Wie oft konnte man einen Menschen wieder zurückholen, bis die Seele das Spiel zwischen Leben und Sterben nicht mehr mitmachen wollte? Wie oft konnte er hoffen, enttäuscht werden, um dann wieder zu hoffen? Es war nicht fair! Er stürmte die Treppen zum dritten Stock empor und blieb vor ihrem Zimmer stehen. Cas atmete ein paar Mal tief ein und aus, nahm sich einen Mundschutz und betrat das Zimmer. Man hatte seine Mutter intubiert. Ein dicker Schlauch führte in ihren Mund und eine Maschine half ihr beim Atmen. 

Er setzte sich auf den Stuhl neben ihr und nahm ihre Hand. »Mum«, flüsterte er. 

»Weißt du, dass sie dich sehen wollte? Ich habs nicht zugelassen, weil es dir so geht ... Bitte halte durch.« Er strich ihr über die eingefallenen Wangen. »Ich brauch dich doch ... Du musst Lara kennen lernen und, und ... Es ist das Herz ihres Vaters, Mum, bitte.«

»Die Nieren Ihrer Mutter versagen langsam«, sagte Dr. Maurer hinter ihm. 

Cas drückte Neles Hand. »Was bedeutet das?«

Dr. Maurer seufzte und stellte sich neben ihn. »Das bedeutet, sie bräuchte eine Dialyse. Aber das Herz ist zu geschwächt, von der heftigen Abwehrreaktion. Wenn es nicht stärker wird, dann können wir nicht mehr viel für sie tun.«

Cas wollte sich am liebsten die Ohren zuhalten. Nicht mehr viel für sie tun? Das hatte er ihm schon am Vortag erzählt. »Sie stirbt«, murmelte er.

»So sieht es aus.«

Neles Lieder flackerten. »Mum?« Cas beugte sich über sie. »Kannst du mich hören?«

»Da sind Sie ja wieder«, sagte Dr. Maurer lächelnd und zog ihr den Inkubationsschlauch aus dem Hals. Sie hustete heiser und schaute zu ihrem Sohn. »Cas ... «

»Ich lasse euch kurz alleine«, sagte Dr. Maurer und verließ das Zimmer.

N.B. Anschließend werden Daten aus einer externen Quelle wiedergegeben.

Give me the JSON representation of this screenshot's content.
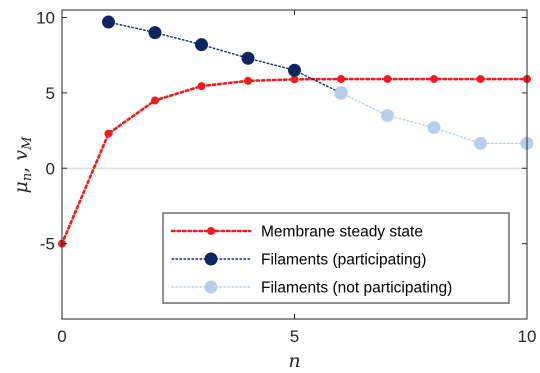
{
  "chart_data": {
    "type": "line",
    "xlabel": "n",
    "ylabel": "μn, vM",
    "xlim": [
      0,
      10
    ],
    "ylim": [
      -10,
      10.5
    ],
    "xticks": [
      0,
      5,
      10
    ],
    "xtick_labels": [
      "0",
      "5",
      "10"
    ],
    "yticks": [
      -5,
      0,
      5,
      10
    ],
    "ytick_labels": [
      "-5",
      "0",
      "5",
      "10"
    ],
    "reference_line": 0,
    "grid": false,
    "legend_position": "bottom-right",
    "series": [
      {
        "name": "Membrane steady state",
        "color": "#ee1c1c",
        "line_style": "dotted",
        "marker_size": "small",
        "x": [
          0,
          1,
          2,
          3,
          4,
          5,
          6,
          7,
          8,
          9,
          10
        ],
        "y": [
          -5,
          2.3,
          4.5,
          5.45,
          5.8,
          5.9,
          5.92,
          5.92,
          5.92,
          5.92,
          5.92
        ]
      },
      {
        "name": "Filaments (participating)",
        "color": "#0b2663",
        "line_style": "dotted",
        "marker_size": "large",
        "x": [
          1,
          2,
          3,
          4,
          5,
          6
        ],
        "y": [
          9.7,
          9.0,
          8.2,
          7.3,
          6.5,
          5.0
        ]
      },
      {
        "name": "Filaments (not participating)",
        "color": "#b8cfe9",
        "line_style": "dotted",
        "marker_size": "large",
        "x": [
          6,
          7,
          8,
          9,
          10
        ],
        "y": [
          5.0,
          3.5,
          2.7,
          1.65,
          1.65
        ]
      }
    ]
  }
}
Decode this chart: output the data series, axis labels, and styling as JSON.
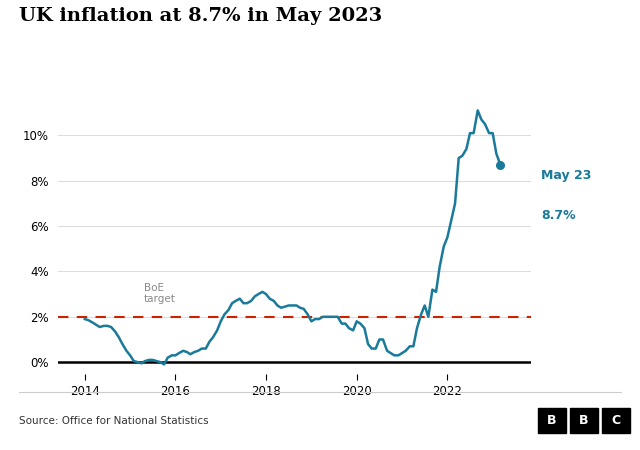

»Ich bin bei dir.« Cas strich ihr durch die Haare. »Wie fühlst du dich?«

»Müde. Meine Brust tut weh.«

»Du musstest wiederbelebt werden.«

»Es tut mir leid.« Sie hustete und verzog das Gesicht. Unter ihren Augen lagen unendlich tiefe Schatten und es sah aus, als wäre sie überhaupt nicht mehr richtig da. 

»Halte durch, okay? Du musst dem Herz eine Chance geben.«

Neles Blick wanderte Richtung Decke. »Ok«, sagte sie abwesend. »Ich liebe dich.«

»Ich dich auch.« Cas unterdrückte die Tränen, die in seinen Augen brannten. Seine Mutter drehte den Kopf zur Seite und sah ihn an. Er konnte ihren Blick nicht deuten, alles was er darin fand, war endlose Leere. Sie schloss die Augen. Irgendein Gerät piepste.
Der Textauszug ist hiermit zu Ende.